January 31, 2015
Four Hamilton College students will join thousands of other students from all over the world along with President Bill Clinton and his daughter Chelsea when they attend the Clinton Global Initiative University (CGIU) conference at the University of Miami in March. Jose Vazquez ’15, Ryan Ong ’16, Sharif Shrestha ’17 and Tsion Tesfaye ’16 applied to, and were accepted by, the CGIU to join other students, university representatives, topic experts and celebrities in order to “discuss and develop innovative solutions to pressing challenges,” according to the CGIU website. Hamilton College is a member of the CGIU network, which requires a university provide a minimum of $10,000 in funding to CGIU student representatives from the school. Accordingly, the Levitt Center along with other offices such as Student Activities and the Dean of Faculty, through the Class of 1979 Travel Fund, will help cover the cost of transportation to the conference.

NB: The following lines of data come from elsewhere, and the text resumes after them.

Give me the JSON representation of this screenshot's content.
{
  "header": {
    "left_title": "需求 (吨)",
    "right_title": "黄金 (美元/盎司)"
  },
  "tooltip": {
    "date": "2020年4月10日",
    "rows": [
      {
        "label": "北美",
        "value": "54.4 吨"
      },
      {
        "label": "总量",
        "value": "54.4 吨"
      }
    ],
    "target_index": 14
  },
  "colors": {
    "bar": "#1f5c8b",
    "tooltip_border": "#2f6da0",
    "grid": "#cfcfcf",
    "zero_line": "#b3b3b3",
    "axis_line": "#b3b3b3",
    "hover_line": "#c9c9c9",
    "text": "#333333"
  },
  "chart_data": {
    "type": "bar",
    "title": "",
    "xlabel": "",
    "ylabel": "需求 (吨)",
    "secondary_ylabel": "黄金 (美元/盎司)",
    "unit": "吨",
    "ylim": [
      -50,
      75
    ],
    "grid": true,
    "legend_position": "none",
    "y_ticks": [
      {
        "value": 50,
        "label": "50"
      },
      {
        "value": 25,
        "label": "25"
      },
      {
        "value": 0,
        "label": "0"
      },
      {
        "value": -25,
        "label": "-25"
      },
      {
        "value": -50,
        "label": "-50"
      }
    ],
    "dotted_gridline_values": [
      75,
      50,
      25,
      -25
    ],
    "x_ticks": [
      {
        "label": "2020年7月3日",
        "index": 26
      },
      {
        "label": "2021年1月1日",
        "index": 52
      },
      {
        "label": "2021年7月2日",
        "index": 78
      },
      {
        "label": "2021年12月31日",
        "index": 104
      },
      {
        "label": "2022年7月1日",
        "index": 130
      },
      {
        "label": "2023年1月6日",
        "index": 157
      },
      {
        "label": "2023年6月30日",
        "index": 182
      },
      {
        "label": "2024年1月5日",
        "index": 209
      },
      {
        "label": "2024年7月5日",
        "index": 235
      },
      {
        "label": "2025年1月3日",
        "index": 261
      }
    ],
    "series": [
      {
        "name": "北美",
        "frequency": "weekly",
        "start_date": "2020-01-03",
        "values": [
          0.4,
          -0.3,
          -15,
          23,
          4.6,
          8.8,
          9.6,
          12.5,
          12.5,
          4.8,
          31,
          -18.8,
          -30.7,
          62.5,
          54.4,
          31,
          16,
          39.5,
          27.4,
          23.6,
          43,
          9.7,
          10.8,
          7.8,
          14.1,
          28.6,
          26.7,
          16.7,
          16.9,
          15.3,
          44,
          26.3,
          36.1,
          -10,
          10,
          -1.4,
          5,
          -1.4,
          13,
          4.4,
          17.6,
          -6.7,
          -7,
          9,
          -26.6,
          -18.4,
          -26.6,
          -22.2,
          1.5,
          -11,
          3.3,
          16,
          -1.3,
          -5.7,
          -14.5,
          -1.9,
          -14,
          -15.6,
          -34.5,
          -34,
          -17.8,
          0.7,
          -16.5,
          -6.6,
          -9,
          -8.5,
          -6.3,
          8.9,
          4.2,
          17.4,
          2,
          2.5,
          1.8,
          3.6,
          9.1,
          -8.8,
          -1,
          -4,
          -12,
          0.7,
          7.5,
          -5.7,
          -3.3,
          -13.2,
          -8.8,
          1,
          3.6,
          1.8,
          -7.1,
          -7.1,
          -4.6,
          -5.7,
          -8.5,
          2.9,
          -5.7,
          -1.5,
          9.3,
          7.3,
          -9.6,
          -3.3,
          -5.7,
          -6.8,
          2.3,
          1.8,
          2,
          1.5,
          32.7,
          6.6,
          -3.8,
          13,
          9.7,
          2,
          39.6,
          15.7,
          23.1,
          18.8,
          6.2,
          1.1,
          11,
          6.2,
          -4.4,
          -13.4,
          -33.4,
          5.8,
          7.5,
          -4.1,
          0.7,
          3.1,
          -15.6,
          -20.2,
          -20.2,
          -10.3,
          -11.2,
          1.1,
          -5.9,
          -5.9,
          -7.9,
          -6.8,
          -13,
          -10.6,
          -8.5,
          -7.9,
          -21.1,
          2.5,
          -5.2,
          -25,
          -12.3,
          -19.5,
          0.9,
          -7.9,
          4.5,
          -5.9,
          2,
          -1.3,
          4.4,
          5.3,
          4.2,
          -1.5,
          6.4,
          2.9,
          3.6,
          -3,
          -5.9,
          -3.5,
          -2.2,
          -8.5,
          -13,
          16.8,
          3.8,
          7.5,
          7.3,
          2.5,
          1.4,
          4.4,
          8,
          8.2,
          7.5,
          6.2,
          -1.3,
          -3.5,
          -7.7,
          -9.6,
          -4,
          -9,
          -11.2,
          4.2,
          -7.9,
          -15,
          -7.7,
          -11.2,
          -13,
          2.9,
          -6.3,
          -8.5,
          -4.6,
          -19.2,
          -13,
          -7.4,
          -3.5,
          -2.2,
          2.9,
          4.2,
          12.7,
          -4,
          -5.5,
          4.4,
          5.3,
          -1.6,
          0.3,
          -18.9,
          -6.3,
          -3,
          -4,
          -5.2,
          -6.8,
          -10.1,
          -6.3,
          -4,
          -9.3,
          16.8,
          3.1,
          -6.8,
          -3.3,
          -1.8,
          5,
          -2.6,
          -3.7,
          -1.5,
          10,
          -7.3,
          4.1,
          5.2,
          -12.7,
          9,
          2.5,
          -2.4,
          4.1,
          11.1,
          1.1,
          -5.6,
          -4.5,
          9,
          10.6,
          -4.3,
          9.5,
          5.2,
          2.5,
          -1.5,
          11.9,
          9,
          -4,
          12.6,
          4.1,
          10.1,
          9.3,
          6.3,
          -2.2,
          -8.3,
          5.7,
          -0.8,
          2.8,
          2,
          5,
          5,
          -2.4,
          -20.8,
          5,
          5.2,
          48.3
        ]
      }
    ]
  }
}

Before applying, each student had to come up with a commitment to action, in which he or she must propose “new, specific, and measurable initiatives that address pressing challenges on campus, in local communities, or around the world.” Since the first CGIU in 2008, students have made more than 4,800 commitments to action. This is the first year Hamilton is sending students to the conference, having just become a member of the CGIU network this past summer. Some previous commitment projects have included manufacturing wheelchairs for developing countries, or creating campus bike share programs.
The students representing Hamilton College have committed to ambitious and diverse projects. Vazquez and Ong are teaming up to combat LGBT homelessness with their project entitled Disclosure Group. According to Ong, they “want to activate and educate our supporters through clothing apparel and social media platforms.” All proceeds raised through sales from Disclosure Group’s apparel sale will be given to the Ali Forney Center, the largest homeless LGBTQ youth center, located in New York City. Ong believes that the successful gay marriage movement has distracted from the issue of LGBT homelessness. Vazquez points out that according to a national think tank at the UCLA School of Law, “approximately 40 percent of homeless youth served by drop-in centers, street outreach programs, and housing programs are of the LGBTQ community,” which is especially high given that only 5-10 percent of the youth population is LGBT.
Shrestha, on the other hand, is looking to tackle poverty in his home country of Nepal. His project, which he calls the Herbs Cooperative for Economic Empowerment, aims to alleviate poverty and gender disparity in jobs in his village “by starting a local, self-sustaining herb cooperative emphasizing on share ownership by men and women.” Finally, Tesfaye’s project is called Youth for Ethiopia, a “leadership and social innovation training program for high school students in Ethiopia.” Tesfaye is passionate about both education reforms in developing countries and working with youth, so this project will allow her to tie both of her interests together.
Each of these Hamilton students look forward to gaining new skills quite a bit from their time at CGIU. Vazquez hopes “to learn strategies in raising awareness that involve social justice and how our organization can have more influence in the realm of public policy.” At the same time, Shrestha hopes to use CGIU as a way to get feedback on his project. “Through the conversations with my fellow participants and mentorship from leaders and facilitators, I expect to get various perspectives on my project and use them to refine my project,” he said. Along the same lines, Tesfaye also hopes to learn as much as she can from other students and from guest speakers at the event.
Ong, Vazquez, Shrestha and Tesfaye each credited the Levitt Center for the guidance and support it has given them in the application process. Tesfaye specifically thanked Chris Willemsen for encouraging her to apply to CGIU. Similarly, Shrestha thanks the Levitt Center for helping him focus his ideas because “in its infancy, [he] didn’t know where [he] was headed with it.” The Levitt Center also encouraged Ong to apply after he took party in the Levitt Center’s Social Innovations Fellows program last spring.